Я отвечал, что много есть людей, говорящих то же самое, что есть, вероятно, и такие, которые говорят правду, что, впрочем, разочарование, как все моды, начав с высших слоев общества, спустилось к низшим, которые его донашивают, и что нынче те, которые больше всех и в самом деле скучают, стараются скрыть это несчастие, как порок. Штабс-капитан не понял этих тонкостей, покачал головою и улыбнулся лукаво:
— А всё, чай, французы ввели моду скучать?
«Нет, англичане».
— Ага! вот что!.. — отвечал он, — да ведь они всегда были отъявленные пьяницы!
Итак, Печорин охладел к бедной Бэле, которая любила его еще больше. Он не знает сам причины своего охлаждения, хотя и силится найти ее. Да, нет ничего труднее, как разбирать язык собственных чувств, как знать самого себя! И объяснения автора для нас так же неудовлетворительны, как и для Максима Максимыча, которому он их сообщил. Может быть, и тут та же причина, и в отношении к автору, и в отношении к нам: нет ничего труднее, как знать и понимать самих себя!.. Но тем не менее, мы предложим и наше решение, или, лучше сказать, и наше гадание об этом столько же общем, сколько и грустном феномене человеческого сердца, который особенно част и поразителен в современном обществе.

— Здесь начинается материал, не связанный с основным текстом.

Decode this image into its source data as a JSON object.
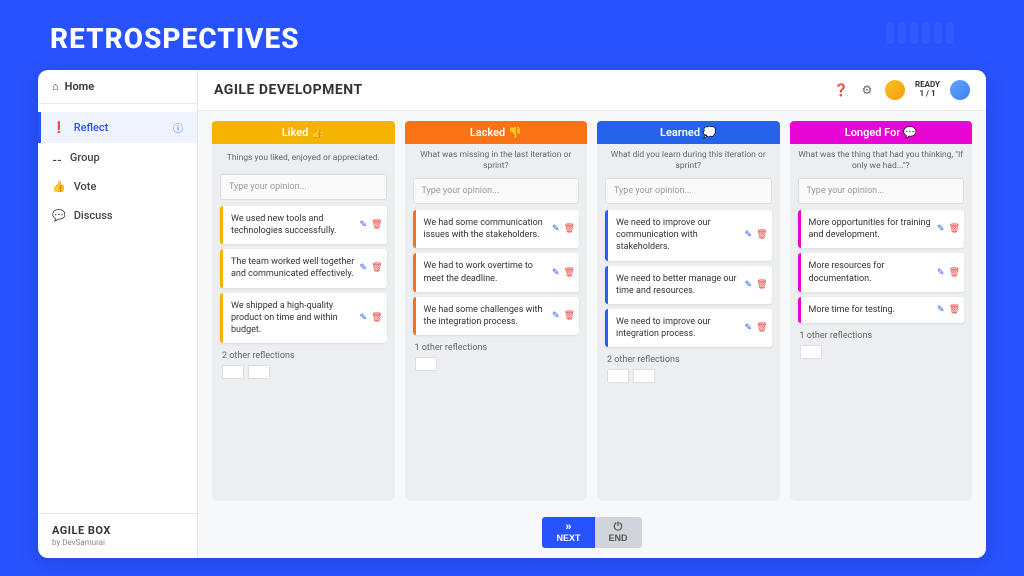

В числе причин скорого охлаждения Печорина к Бэле не было ли причиною его и то, что для бессознательного, чисто-естественного хотя и глубокого чувства черкешенки Печорин был полным удовлетворением, далеко превосходящим самые дерзкие ее требования; тогда как дух Печорина не мог найти своего удовлетворения в естественной любви полудикого существа. К тому же, ведь одно наслаждение далеко еще не составляет всех потребностей любви, и что́ могла дать Печорину любовь, кроме наслаждения? О чем мог он говорить с нею? что̀ оставалось для него в ней неразгаданного? Для любви нужно разумное содержание, как масло для поддержки огня; любовь есть гармоническое слияние двух родственных натур в чувство бесконечного. В любви Бэлы была сила, но не могло быть бесконечности: сидеть с глаза на глаз с возлюбленным, ласкаться к нему, принимать его ласки, предугадывать и ловить его желания, млеть от его лобзаний, замирать в его объятиях, — вот всё, чего требовала душа Бэлы; при такой жизни и вечность показалась бы для нее мгновением. Но Печорина такая жизнь могла увлечь не больше как на четыре месяца, и еще надо удивляться силе его любви к Бэле, если она была так продолжительна. Сильная потребность любви часто принимается за самую любовь, если представится предмет, на который она может устремиться; препятствия превращают ее в страсть, а удовлетворение уничтожает. Любовь Бэлы была для Печорина полным бокалом сладкого напитка, который он и выпил зараз, не оставив в нем ни капли; а душа его требовала не бокала, а океана, из которого можно ежеминутно черпать, не уменьшая его...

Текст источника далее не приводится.